Introduction to NIS 2: what it entails and how to comply

NIS 2 Directive

The NIS 2 Directive strengthens NIS 1 and introduces new requirements to improve the cybersecurity of networks and information systems. This introduction will cover the main points of the directive and the actions companies need to take.

DORA

The DORA (Digital Operational Resilience Act) is a European regulation aimed at improving the digital operational resilience of financial entities. It mitigates risks from digital transformation and promotes cybersecurity resilience in the financial services ecosystem. DORA helps banks and financial systems to prevent, respond to, and recover from cybersecurity issues. It introduces ICT risk management requirements and establishes uniform standards for supervising digital risks. DORA ensures that companies are prepared for cyber threats and operational disruptions.

NIS (1)

The NIS (Network and Information Security) Directive, introduced in 2016, improves the cybersecurity of networks and information systems in the European Union. It aims to protect critical infrastructures like energy, transport, healthcare, and finance from cyber attacks.

NIS 2

Who NIS 2 targets and what it entails

The NIS 2 Directive expands the scope of companies subject to the regulation. Unlike NIS, where member states decided essential service operators, NIS 2 uses a sizing rule. This rule applies to medium and large entities (with at least 50 employees and an annual turnover exceeding 10 million) in relevant sectors.

SMEs are generally excluded unless critical to society. NIS 2 also covers the entire supply chain. For example, an IT company supplying equipment or software for essential services falls under the law.

NIS 2 Industries

• Energy

• Transport

• Healthcare

• Finance

• Digital services

• Drinking water

• Wastewater

• Public Administration

• Space Industry

The European Parliament approved NIS 2 in November 2022. EU member states must comply by October 17, 2024.

Why a new directive?

Cyber threats evolved, making updates necessary. NIS 2 broadens and strengthens security measures to address new digital challenges and technologies.

What NIS 2 entails

NIS 2 requires organizations to adopt appropriate security measures to manage network and information system risks.

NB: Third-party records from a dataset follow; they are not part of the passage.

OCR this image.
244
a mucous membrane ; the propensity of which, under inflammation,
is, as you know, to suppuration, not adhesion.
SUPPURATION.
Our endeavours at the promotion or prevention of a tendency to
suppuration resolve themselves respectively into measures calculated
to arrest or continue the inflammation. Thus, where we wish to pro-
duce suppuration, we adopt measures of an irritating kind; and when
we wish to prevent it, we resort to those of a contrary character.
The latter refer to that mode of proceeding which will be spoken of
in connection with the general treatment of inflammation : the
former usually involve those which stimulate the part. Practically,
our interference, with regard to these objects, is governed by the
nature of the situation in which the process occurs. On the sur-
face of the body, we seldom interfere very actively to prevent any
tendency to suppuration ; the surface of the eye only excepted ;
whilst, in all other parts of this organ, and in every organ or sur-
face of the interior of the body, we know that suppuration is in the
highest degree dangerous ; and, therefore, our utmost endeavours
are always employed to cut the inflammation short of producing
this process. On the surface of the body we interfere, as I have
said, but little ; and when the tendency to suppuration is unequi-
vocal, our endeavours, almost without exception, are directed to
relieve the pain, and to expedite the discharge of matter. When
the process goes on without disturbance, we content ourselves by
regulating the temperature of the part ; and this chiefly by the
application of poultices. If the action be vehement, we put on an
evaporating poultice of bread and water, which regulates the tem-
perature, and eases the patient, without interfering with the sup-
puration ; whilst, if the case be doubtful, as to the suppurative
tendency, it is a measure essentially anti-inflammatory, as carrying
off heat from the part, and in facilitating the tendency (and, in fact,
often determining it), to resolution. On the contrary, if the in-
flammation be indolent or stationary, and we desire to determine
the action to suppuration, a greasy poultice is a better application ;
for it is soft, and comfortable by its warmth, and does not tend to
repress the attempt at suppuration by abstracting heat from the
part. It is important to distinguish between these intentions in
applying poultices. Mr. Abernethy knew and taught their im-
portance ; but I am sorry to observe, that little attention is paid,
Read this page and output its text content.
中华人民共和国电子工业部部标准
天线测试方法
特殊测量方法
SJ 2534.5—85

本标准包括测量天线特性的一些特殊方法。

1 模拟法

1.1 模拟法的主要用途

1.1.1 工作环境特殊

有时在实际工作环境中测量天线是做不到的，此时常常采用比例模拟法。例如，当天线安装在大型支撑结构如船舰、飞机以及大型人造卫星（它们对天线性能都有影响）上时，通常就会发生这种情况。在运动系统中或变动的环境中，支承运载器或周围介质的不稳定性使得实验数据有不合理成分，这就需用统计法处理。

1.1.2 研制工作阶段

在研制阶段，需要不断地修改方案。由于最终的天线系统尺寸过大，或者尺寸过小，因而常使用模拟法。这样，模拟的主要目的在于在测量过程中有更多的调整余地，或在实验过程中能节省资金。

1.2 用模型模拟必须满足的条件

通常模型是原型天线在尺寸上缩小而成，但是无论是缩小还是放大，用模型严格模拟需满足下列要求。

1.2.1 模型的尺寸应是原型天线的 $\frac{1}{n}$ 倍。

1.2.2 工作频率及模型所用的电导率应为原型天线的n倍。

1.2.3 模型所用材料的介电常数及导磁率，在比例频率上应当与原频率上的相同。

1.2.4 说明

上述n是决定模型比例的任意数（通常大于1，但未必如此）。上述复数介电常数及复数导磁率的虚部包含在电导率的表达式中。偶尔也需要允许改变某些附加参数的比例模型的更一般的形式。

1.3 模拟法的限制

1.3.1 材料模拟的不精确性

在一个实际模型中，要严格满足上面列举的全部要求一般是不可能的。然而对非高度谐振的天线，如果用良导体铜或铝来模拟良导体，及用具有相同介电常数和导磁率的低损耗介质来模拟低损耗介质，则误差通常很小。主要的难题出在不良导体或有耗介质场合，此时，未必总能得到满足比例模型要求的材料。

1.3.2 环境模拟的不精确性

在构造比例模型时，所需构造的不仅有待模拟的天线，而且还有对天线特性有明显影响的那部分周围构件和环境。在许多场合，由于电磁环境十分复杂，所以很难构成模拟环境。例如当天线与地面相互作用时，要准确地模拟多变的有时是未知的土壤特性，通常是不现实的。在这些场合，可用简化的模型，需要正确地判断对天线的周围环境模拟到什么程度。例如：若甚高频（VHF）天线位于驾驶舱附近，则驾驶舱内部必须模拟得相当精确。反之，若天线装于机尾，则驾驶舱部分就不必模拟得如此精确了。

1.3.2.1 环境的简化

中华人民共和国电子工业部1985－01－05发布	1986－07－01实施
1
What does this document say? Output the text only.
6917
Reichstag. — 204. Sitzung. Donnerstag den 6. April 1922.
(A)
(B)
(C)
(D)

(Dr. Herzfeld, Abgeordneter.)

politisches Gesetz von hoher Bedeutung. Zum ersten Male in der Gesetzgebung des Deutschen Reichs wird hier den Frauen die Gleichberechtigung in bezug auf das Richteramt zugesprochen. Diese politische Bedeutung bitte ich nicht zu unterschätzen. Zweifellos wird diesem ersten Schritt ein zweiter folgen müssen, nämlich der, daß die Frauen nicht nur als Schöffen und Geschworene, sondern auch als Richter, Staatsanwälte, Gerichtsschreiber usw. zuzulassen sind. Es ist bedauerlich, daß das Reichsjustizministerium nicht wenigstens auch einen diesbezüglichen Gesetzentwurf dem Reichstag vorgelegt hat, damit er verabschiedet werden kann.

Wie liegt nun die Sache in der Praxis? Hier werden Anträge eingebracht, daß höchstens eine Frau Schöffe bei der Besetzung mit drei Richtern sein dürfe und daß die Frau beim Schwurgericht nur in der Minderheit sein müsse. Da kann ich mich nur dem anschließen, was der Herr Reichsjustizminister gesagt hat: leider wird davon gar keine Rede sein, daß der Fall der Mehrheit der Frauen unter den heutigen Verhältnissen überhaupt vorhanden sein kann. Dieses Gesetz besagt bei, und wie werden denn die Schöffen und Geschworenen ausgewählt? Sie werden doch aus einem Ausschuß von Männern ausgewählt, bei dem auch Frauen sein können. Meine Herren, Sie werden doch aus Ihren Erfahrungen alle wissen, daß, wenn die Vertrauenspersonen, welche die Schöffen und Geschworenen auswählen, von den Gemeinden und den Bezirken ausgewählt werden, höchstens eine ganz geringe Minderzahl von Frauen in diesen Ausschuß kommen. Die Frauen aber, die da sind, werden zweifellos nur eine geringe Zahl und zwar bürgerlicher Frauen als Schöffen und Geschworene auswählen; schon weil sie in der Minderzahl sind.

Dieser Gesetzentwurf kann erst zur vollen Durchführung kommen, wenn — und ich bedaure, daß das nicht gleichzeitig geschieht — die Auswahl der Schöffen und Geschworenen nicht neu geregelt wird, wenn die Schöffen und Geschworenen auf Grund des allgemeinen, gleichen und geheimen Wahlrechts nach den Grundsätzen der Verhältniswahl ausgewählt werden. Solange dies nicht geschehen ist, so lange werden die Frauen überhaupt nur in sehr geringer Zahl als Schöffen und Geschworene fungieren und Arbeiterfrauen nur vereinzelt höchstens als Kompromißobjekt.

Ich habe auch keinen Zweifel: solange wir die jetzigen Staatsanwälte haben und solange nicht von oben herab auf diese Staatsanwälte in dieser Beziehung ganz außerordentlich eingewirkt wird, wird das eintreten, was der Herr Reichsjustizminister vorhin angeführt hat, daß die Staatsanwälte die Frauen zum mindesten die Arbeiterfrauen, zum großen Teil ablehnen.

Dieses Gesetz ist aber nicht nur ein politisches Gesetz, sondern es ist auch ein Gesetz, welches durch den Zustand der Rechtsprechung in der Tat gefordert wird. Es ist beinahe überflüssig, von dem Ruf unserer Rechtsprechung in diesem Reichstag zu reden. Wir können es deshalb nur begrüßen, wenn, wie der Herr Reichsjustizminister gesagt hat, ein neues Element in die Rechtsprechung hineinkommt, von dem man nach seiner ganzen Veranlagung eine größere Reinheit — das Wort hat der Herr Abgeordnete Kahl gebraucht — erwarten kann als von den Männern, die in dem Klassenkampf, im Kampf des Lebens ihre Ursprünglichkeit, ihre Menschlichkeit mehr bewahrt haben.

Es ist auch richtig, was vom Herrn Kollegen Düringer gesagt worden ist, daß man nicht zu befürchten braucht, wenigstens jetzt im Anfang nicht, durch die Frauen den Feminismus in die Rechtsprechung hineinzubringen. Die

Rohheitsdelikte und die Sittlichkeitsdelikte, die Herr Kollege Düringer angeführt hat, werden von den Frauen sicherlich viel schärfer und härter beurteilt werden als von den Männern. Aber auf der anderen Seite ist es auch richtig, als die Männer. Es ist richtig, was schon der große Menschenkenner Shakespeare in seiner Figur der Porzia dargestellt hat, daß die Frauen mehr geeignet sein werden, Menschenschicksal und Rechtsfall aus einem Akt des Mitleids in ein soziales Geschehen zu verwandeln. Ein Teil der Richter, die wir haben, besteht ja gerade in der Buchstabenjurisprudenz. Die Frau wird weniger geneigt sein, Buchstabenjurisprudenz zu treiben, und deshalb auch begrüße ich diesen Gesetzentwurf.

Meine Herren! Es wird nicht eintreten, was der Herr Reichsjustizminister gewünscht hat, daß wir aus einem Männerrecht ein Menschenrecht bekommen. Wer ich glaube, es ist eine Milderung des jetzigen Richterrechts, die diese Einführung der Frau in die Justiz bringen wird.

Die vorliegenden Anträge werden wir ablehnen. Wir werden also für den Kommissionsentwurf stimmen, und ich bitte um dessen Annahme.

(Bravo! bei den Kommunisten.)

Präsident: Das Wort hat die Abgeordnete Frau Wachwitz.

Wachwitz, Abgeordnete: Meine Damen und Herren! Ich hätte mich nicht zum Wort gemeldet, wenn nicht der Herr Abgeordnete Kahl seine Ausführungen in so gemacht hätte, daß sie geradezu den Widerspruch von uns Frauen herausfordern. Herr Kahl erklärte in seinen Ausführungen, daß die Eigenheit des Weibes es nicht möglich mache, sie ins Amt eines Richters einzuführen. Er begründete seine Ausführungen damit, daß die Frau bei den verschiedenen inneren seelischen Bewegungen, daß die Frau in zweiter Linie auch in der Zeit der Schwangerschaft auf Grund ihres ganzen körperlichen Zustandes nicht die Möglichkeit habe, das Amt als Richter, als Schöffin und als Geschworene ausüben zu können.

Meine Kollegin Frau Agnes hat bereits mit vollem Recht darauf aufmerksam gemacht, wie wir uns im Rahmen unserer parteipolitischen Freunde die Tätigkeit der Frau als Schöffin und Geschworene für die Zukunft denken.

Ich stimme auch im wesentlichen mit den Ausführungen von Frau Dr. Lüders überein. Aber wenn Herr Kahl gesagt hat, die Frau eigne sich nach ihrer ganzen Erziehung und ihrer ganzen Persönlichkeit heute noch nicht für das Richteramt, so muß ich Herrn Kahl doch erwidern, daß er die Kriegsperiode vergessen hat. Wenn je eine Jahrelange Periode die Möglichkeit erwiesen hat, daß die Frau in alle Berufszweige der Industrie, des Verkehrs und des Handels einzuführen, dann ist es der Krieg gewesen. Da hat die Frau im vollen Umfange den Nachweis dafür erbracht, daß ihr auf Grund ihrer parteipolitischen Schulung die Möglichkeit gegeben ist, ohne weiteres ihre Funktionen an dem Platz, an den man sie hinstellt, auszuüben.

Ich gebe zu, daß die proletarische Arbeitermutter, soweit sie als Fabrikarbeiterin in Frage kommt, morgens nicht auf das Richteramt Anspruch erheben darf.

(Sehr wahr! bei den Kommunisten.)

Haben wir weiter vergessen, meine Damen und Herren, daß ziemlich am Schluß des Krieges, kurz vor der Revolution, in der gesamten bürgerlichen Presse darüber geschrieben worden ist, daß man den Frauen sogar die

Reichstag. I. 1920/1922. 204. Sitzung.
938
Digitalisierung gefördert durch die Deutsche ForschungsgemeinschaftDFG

It aims to prevent or minimize the impact of incidents.

NIS 2 strengthens incident reporting. Organizations must issue a preliminary notice within 24 hours of an incident and a detailed report within 72 hours. This ensures a rapid and effective response, contributing to a safer digital environment and operational continuity.

Essential and important entities

NIS 2 defines two categories of entities that must adopt specific security measures: Essential Entities and Important Entities.

Essential Entities

Essential Entities operate in sectors critical to society and the economy. Their compromise would significantly impact essential services.
Examples include:

• Energy (electricity, gas, oil)
• Transport (air, rail, road, maritime)
• Banks and financial market infrastructures
• Healthcare (hospitals, clinics)
• Drinking water and wastewater
• Digital infrastructures (data centers, cloud services)

Important Entities
Important Entities play key roles in various sectors. Their compromise could still cause significant damage. Examples include:

• Postal and courier services
• Medical device manufacturing
• Electronic communications services
• Digital services (search engines, social media platforms)
• Waste management services

Common obligations for Entities
-Conduct regular risk assessments to identify vulnerabilities,
-Adopt appropriate technical and organizational measures,
-Promptly notify security incidents to authorities,
-Share relevant information and collaborate to enhance overall security

What NIS 2mMeans for Companies

Companies often lack resources and specialized skills, making them vulnerable to cyber attacks. NIS 2 offers an opportunity to improve cybersecurity and protect businesses.

Here’s how to comply with NIS 2:
-Implement risk analysis and cybersecurity policies
-Adopt security measures like firewalls, antivirus software, regular backups, and staff training
-Develop business continuity plans, including backup management and disaster recovery
-Establish incident response procedures to reduce damage and restore operations quickly
-Ensure supply chain security, including relationships with suppliers and service providers
-Promote basic cyber hygiene practices and cybersecurity training
-Secure the acquisition, development, and maintenance of IT and network systems, including vulnerability management and disclosure.

NIS 2 is a significant step forward in protecting European digital infrastructures. It provides valuable guidance for organizations to improve cybersecurity.By following NIS 2 measures, companies can comply with regulations, better protect their data, and ensure operational continuity.